A potential merger would be good news for Syngenta shareholders, which have been underwhelmed by growth in recent years. Since 2011 the company has grown revenue 14% and operating income just 5%. Monsanto, on the other hand, is expected to double EPS from 2014 levels by the year 2019 thanks to heavy investments in novel platforms spanning software and next-generation biotech tools.
In other words, a potential merger would bail out Syngenta shareholders from stagnating growth, but it may weigh on Monsanto margins and slow its impressive growth in return for higher revenue and earnings.
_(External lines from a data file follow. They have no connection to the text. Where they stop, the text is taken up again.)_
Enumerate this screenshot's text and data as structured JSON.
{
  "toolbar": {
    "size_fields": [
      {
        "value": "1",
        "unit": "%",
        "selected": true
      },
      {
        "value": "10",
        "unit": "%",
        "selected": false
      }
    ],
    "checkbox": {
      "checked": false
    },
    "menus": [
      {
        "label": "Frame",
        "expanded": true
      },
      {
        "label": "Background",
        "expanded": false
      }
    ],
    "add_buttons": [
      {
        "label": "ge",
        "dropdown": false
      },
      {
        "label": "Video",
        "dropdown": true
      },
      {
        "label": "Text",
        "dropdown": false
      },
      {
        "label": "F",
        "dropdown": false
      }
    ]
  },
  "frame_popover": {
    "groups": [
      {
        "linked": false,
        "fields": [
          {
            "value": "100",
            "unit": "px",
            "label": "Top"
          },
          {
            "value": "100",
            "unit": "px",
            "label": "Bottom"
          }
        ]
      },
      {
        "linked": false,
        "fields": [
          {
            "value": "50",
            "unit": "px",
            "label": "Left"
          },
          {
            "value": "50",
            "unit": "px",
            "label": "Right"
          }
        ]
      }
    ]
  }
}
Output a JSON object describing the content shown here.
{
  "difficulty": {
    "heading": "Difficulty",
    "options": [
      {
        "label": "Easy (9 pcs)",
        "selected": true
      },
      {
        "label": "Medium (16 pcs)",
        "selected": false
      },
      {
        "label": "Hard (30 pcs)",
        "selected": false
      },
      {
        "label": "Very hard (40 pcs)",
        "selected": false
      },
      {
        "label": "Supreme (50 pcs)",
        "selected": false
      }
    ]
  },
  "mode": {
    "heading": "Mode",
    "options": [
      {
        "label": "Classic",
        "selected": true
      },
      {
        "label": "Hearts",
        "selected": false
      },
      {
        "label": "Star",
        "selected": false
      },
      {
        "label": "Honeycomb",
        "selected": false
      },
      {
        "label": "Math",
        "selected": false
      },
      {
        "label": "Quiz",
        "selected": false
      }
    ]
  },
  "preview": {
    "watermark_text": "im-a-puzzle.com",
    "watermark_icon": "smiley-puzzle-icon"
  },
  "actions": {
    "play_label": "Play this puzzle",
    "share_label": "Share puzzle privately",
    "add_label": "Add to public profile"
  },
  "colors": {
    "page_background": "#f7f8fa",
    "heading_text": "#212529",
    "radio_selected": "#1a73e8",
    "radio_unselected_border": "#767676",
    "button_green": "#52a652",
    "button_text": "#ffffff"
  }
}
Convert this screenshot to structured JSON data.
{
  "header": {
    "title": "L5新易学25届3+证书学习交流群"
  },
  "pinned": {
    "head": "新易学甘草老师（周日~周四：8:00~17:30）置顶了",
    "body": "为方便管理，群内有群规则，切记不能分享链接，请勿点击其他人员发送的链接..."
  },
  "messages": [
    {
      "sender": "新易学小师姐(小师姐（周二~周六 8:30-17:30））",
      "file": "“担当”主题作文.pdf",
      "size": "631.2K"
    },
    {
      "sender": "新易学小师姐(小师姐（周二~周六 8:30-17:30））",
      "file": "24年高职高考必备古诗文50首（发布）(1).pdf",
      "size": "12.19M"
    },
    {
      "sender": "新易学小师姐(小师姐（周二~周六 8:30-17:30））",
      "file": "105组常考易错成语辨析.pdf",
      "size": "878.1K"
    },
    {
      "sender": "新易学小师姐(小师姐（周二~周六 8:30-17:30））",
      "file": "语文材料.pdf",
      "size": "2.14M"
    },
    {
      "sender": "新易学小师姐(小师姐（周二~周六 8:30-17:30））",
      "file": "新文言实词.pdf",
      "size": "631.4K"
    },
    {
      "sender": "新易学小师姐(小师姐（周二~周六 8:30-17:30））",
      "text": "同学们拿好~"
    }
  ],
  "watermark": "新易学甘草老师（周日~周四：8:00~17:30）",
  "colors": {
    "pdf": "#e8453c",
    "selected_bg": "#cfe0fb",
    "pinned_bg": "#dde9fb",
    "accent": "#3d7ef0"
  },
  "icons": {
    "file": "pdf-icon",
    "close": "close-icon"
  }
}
Now what: The former buyout price was $40 billion, yet, even with today's surge Syngenta is valued at just $36 billion. Given the company's well-founded concerns about antitrust laws, I'm not sure how Monsanto would sweeten the deal (how much higher than $40 billion can the latter afford?) or sell enough assets to appease regulators (and at what cost to shareholders?).
Of course, it's important to note that at this point this is just a rumor, albeit one from sources that claim to have knowledge of discussions taking place behind closed doors. I wouldn't do anything differently if I were a shareholder, although this is certainly a situation to monitor going forward.